Se for bem-sucedido um projeto do Instituto de Química da USP em São Carlos, a cachaça brasileira terá pedigree, ou denominação de origem, à semelhança do que já ocorre com o vinho, o conhaque e o uísque. Equipe do Laboratório de Desenvolvimento de Química da Aguardente (LDQA), coordenada pelo professor Walter W. Franco, está coletando, até final de outubro, amostras de aguardentes produzidas num raio de 160 a 200 quilômetros em torno dos municípios de São Carlos e Araraquara, que no laboratório passarão por análises para identificar os principais componentes químicos. O projeto conta com parceria da Faculdade de Ciências Farmacêuticas da Unesp de Araraquara, colaboração das secretarias municipais de Ciência e Tecnologia e apoio da Fapesp (Fundação de Amparo à Pesquisa do Estado de São Paulo).
Walter Franco informa que a tipificação de uma bebida envolve aspectos do solo e do clima da região onde a matéria-prima é produzida, o processo de produção (fermentação, destilação e envelhecimento), sua composição química e propriedades organolépticas (que atuam sobre os sentidos, sensoriais). "A aguardente de cana, nossa bebida nacional, está em busca de suas origens, para que a sua tipificação possa ser efetuada com base em dados concretos e não subjetivos", diz Franco. Identificados os principais componentes nas amostras recolhidas na região delimitada, as características de cada produto serão associadas ao seu local de origem geográfica. "Assim, poderemos em princípio verificar a existência ou não de pequenas variações em sua composição que permitam diferenciar uma aguardente produzida em uma região das demais. Teríamos então a cachaça de qualidade produzida em regiões determinadas (CQPRD), por analogia com os vinhos franceses (vins de qualité produits dans des régions detenninées -VQPRD), ou com os vinhos italianos (Determinazione di origine controllata, D'oc). Teríamos a cachaça D'oc."

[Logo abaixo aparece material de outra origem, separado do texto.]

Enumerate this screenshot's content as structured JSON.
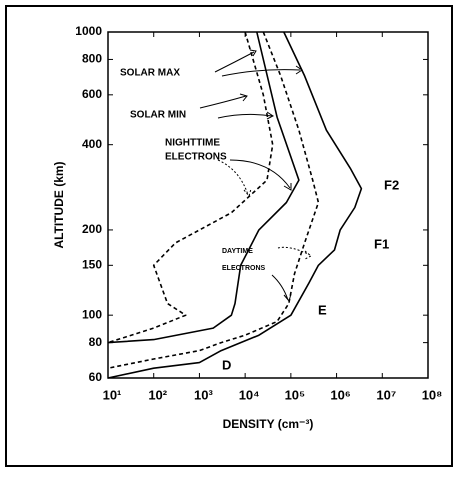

Aos produtores seria oferecida chance de ter um produto analisado, sem ônus financeiro e de forma confidencial. "Caso detectadas eventuais imperfeições" tranqüiliza o professor, "os produtores receberão, se assim desejarem e em uma segunda fase, acompanhamento técnico gratuito para o aprimoramento de seu produto. Os recursos para tanto seriam pleiteados junto à Fapesp". Dependendo dos resultados do projeto piloto, a proposta poderá ser ampliada a todo o Estado de São Paulo e até a outros Estados, permitindo melhor definição da cachaça brasileira.
Walter Franco insiste em que as informações dos produtores de cana serão sempre de caráter confidencial e cada produtor só terá acesso aos resultados referentes ao seu produto.
O Laboratório de Desenvolvimento de Química da Aguardente existe no IQSC há oito anos.
Nesse tempo formou quatro doutores, cinco mestres e seus pesquisadores publicaram dezenas de artigos científicos em periódicos do exterior e nacionais.
VARIAÇÕES DE CAIPIRINHA
O Estado de São Paulo é o maior produtor de cachaça do Brasil, com aproximadamente um bilhão de litros/ano: os outros Estados entram com mais 500 milhões, sendo famosas muitas marcas do Nordeste e de Minas Gerais. A exportação do produto expandiu-se muito nos últimos dois anos, mas não chega ainda a 1% do total produzido. O maior exportador é Pernambuco.
Além de pura, a aguardente é consumida na forma de caipirinha, que pode ser a tradicional, com limão galego (taiti) e agitada no preparo, ou a ximboca, preparada com Iimão-cavalo e chacoalhada: ou ainda batida com frutas como abacaxi, coco, carambola.
O Engenho dos Erasmos, fundado pelo governador Martím Afonso de Souza que veio para o Brasil em 1532 - foi o primeiro do Brasil a produzir açúcar, rapadura e cachaça em grande escala. A indústria funcionou até o início do século 18. Construído em terreno de 43 mil metros quadrados no sopé de um morro entre as cidades de Santos e São Vicente e abandonado durante dois séculos, o engenho virou ruínas. Doado parcialmente (3.250m2) à Faculdade de Filosofia. Letras e Ciências Humanas da USP em 1958 e tombado em 1974 pelo Conselho de Defesa do Patrimônio Histórico. Artístico. Arqueológico e Turístico do Estado de São Paulo (Condephaat), pode ser transformado em parque turístico e centro de pesquisas.